Gut Ding will Weile haben. Da muss gerechnet werden, manchmal mit sehr spitzem Stift, wie bei der neuen Spielstätte für das Schauspiel Leipzig, die in die Räume der bis 2011 dort betriebenen Diskothek „Schauhaus“ eingebaut werden soll. Seit 2014 sind die Kostenkalkulationen für das Projekt drastisch zusammengeschrumpft. Jetzt soll der Stadtrat das Projekt endgültig beschließen.

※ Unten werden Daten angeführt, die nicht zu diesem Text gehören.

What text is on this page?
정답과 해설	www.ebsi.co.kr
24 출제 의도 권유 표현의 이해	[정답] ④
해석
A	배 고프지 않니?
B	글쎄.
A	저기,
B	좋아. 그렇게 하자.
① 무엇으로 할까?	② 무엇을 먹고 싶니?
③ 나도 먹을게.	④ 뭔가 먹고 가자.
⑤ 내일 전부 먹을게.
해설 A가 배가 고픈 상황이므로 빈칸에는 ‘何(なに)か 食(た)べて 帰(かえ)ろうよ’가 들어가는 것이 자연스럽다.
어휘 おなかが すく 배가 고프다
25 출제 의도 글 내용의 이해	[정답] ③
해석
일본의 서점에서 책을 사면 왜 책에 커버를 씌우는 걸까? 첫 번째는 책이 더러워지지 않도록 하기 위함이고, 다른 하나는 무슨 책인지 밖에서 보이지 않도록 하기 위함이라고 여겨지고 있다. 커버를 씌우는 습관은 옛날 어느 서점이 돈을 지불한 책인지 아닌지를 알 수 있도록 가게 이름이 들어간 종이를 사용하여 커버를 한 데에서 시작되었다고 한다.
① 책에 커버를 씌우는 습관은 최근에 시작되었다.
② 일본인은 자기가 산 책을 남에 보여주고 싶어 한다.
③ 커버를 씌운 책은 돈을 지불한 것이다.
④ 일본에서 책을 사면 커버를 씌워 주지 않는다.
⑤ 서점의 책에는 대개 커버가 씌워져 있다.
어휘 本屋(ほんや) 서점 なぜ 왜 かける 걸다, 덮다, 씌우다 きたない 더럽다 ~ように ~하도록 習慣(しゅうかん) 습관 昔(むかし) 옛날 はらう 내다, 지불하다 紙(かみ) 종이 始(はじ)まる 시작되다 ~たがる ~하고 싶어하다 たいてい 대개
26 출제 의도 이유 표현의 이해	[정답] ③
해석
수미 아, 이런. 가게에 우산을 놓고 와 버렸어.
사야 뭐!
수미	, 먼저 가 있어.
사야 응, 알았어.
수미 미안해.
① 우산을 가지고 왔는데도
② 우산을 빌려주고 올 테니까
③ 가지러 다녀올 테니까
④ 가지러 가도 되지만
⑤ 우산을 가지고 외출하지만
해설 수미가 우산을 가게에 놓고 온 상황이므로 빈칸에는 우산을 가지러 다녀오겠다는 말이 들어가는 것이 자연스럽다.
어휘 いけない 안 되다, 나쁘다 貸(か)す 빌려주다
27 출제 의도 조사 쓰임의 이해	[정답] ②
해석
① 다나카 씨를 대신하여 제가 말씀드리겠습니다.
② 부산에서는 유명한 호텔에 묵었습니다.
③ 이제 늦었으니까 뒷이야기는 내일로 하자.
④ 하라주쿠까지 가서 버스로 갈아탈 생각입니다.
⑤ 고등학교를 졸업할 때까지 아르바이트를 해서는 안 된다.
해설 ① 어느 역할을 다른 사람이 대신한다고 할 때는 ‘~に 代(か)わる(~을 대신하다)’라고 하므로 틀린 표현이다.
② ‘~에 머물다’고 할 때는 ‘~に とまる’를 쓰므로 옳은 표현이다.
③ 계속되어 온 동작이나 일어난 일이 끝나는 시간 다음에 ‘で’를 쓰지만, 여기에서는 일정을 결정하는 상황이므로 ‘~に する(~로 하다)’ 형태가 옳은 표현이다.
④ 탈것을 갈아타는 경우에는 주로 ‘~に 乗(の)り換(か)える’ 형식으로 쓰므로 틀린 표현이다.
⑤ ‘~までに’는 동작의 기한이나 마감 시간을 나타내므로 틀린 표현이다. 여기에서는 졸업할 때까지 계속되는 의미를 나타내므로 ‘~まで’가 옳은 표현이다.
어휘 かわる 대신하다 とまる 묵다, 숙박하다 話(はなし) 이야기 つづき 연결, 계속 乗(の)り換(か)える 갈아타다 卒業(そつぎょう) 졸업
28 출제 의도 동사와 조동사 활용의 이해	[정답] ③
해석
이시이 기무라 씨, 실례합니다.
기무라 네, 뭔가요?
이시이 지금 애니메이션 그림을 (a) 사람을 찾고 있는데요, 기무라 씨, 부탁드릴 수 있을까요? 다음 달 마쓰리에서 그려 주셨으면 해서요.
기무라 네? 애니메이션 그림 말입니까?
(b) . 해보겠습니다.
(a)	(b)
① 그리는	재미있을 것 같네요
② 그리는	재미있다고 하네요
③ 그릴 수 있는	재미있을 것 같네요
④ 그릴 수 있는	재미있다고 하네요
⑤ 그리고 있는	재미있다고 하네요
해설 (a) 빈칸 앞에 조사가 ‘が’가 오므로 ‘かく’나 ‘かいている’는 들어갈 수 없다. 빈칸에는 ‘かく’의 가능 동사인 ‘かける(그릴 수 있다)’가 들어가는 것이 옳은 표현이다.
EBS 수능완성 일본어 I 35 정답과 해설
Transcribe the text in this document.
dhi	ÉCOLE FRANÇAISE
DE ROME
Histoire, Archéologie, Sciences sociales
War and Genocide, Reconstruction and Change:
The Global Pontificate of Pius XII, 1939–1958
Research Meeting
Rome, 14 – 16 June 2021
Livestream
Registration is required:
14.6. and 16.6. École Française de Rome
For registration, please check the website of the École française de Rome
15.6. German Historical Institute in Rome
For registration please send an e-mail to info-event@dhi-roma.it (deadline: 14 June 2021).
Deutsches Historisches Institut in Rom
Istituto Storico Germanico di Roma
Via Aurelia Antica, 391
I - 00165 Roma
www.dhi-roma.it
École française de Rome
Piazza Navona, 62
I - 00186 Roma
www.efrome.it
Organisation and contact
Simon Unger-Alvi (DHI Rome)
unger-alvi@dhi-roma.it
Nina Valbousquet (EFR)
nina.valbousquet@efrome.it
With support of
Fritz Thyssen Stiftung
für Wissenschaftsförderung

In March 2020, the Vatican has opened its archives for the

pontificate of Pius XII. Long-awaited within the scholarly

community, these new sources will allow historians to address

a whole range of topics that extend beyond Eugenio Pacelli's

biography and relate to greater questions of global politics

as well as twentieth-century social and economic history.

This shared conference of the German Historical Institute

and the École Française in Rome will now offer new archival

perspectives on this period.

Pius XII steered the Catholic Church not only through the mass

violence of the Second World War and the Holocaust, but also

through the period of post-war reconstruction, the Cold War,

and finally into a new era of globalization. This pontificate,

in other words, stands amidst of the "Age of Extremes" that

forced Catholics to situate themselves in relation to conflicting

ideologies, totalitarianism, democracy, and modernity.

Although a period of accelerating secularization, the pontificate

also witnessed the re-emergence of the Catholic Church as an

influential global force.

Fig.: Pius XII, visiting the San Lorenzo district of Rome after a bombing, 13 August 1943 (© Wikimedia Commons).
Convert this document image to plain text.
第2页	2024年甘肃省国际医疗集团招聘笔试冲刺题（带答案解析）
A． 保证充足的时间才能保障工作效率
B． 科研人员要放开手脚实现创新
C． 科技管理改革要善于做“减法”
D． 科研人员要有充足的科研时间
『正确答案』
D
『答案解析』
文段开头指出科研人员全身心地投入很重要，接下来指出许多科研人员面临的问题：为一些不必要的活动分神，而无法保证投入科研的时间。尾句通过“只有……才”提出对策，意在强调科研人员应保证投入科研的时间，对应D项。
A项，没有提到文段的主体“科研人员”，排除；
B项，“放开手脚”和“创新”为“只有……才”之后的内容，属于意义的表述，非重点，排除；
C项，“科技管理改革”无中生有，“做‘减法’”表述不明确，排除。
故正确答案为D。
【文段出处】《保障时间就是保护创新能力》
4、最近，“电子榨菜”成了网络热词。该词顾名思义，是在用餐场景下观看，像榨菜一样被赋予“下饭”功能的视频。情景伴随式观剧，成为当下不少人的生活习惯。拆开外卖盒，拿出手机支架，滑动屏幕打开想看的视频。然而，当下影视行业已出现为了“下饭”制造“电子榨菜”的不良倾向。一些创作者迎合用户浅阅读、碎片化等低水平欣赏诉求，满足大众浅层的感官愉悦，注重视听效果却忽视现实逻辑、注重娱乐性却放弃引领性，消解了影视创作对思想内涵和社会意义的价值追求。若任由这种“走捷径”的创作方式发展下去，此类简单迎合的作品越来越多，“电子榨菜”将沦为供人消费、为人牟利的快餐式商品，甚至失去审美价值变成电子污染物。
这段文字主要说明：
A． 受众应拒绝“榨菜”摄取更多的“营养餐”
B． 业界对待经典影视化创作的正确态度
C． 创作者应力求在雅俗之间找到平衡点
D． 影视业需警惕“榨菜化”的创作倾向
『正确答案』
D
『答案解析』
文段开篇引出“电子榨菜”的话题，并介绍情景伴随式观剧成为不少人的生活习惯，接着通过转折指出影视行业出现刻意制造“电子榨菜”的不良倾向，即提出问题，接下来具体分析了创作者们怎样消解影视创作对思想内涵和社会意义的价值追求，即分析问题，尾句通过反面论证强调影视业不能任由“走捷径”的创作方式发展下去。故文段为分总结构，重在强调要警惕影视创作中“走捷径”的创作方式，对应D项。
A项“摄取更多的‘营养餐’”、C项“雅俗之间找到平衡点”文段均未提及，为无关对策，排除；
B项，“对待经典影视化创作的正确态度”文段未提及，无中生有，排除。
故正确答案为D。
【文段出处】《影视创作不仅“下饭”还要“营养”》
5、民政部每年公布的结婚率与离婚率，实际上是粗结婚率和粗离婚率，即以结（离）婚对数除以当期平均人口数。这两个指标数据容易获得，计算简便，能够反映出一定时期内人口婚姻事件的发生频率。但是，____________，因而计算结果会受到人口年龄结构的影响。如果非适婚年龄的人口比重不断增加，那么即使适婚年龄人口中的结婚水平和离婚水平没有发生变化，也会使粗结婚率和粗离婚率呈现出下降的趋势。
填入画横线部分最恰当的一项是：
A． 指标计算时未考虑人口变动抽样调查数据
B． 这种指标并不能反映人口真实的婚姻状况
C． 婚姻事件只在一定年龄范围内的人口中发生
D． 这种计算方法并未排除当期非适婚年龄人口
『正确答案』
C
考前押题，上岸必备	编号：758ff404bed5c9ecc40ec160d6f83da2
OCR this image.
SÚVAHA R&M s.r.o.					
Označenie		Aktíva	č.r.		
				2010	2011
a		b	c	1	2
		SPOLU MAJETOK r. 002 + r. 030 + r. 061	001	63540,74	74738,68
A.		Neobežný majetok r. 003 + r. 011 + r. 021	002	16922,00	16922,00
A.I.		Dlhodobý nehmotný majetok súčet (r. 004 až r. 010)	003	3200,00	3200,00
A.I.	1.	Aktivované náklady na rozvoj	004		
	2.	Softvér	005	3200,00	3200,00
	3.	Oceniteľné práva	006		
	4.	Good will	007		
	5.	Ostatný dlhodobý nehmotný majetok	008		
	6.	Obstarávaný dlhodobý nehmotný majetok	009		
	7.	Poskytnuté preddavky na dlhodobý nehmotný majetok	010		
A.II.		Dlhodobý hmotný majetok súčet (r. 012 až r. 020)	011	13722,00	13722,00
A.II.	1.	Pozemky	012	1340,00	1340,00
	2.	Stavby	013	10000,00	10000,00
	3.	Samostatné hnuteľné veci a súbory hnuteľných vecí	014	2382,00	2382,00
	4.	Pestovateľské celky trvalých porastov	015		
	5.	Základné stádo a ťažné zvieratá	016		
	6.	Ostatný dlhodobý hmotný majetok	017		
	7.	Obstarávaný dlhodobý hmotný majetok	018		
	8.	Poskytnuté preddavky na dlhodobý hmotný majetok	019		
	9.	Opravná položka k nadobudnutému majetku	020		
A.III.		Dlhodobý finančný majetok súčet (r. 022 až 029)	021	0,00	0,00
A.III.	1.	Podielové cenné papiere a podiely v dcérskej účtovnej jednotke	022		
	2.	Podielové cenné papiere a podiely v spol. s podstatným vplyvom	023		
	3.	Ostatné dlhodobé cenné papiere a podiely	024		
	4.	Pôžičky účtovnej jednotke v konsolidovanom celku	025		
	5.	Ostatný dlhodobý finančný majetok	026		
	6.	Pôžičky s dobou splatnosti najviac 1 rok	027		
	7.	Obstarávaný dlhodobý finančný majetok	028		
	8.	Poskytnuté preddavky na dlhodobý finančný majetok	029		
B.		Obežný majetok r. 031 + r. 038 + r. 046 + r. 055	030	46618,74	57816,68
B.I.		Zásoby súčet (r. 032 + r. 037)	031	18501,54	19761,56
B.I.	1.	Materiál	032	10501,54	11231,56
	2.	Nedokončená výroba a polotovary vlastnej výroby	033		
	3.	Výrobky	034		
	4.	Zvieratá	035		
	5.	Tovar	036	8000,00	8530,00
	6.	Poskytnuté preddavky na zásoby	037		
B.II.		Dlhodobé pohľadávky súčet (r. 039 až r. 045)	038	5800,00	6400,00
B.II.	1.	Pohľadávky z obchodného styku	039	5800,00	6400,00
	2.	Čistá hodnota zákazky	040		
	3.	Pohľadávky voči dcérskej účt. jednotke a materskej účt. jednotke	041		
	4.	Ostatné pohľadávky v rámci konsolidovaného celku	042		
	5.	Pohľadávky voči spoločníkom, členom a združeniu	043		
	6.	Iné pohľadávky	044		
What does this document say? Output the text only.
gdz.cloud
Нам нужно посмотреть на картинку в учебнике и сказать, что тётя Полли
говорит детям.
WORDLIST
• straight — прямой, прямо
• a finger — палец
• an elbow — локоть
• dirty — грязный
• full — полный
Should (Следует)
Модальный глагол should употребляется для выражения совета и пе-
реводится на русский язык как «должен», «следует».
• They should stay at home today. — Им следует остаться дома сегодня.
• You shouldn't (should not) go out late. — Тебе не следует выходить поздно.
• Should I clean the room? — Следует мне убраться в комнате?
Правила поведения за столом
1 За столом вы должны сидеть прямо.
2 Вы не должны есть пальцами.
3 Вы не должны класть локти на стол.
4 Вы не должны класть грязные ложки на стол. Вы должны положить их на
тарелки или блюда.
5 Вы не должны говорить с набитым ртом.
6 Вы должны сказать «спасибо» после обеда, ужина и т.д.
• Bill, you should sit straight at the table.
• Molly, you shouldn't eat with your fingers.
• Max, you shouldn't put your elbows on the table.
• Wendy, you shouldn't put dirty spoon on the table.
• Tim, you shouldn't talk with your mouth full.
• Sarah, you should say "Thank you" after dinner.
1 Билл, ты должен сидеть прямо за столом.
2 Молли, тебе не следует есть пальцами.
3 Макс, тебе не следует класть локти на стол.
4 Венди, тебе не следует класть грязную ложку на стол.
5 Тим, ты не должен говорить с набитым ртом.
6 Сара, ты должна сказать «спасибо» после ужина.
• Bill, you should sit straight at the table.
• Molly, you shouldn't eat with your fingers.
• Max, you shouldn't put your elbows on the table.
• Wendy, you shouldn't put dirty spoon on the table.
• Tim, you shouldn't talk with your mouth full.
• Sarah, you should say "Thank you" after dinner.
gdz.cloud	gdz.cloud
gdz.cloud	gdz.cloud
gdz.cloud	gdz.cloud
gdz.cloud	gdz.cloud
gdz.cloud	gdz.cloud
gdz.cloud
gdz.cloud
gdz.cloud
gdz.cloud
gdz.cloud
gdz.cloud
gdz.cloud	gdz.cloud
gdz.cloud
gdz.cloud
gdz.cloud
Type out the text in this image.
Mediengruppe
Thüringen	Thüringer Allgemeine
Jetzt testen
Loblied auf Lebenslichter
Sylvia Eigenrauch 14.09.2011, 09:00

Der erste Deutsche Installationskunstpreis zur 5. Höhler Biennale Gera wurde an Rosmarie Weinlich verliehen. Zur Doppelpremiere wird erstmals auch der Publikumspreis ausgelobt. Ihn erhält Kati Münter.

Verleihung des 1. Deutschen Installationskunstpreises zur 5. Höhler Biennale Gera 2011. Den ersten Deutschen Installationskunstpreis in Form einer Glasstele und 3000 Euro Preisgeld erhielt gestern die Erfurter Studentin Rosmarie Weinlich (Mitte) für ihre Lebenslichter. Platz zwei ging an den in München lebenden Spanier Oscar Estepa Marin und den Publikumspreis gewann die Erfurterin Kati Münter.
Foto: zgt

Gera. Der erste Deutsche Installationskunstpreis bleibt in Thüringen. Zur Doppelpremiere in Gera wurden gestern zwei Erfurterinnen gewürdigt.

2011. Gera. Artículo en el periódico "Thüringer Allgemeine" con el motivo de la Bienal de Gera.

Wer sich erinnert: 2014 ging es hoch her. Die kleine Spielstätte „Skala“ hatte 2012 vor allem aus bautechnischen Gründen schließen müssen, die Substanz der Spielstätte war völlig zerschlissen. Aber das Schauspiel Leipzig braucht eine kleine Spielstätte für all jene Stücke, für die der große Saal einfach zu groß ist, wo auch intimes und experimentelles Theater wieder öfter stattfinden kann.

Damals schlug die Stadt locker aus der Hüfte vor, doch einfach das Haus Gottschedstraße 16 mit der alten „Skala“-Spielstätte zu verkaufen und den Erlös in die Finanzierung einer neuen Spielstätte in den alten „Schauhaus“-Räumen zu stecken. Erste Kostenschätzungen für die neue, barrierefreie Spielstätte lagen bei 7 Millionen Euro. Da verstand man schon, dass die Verwaltung nach Wegen suchte, das Projekt mit Erlösen gegenzufinanzieren.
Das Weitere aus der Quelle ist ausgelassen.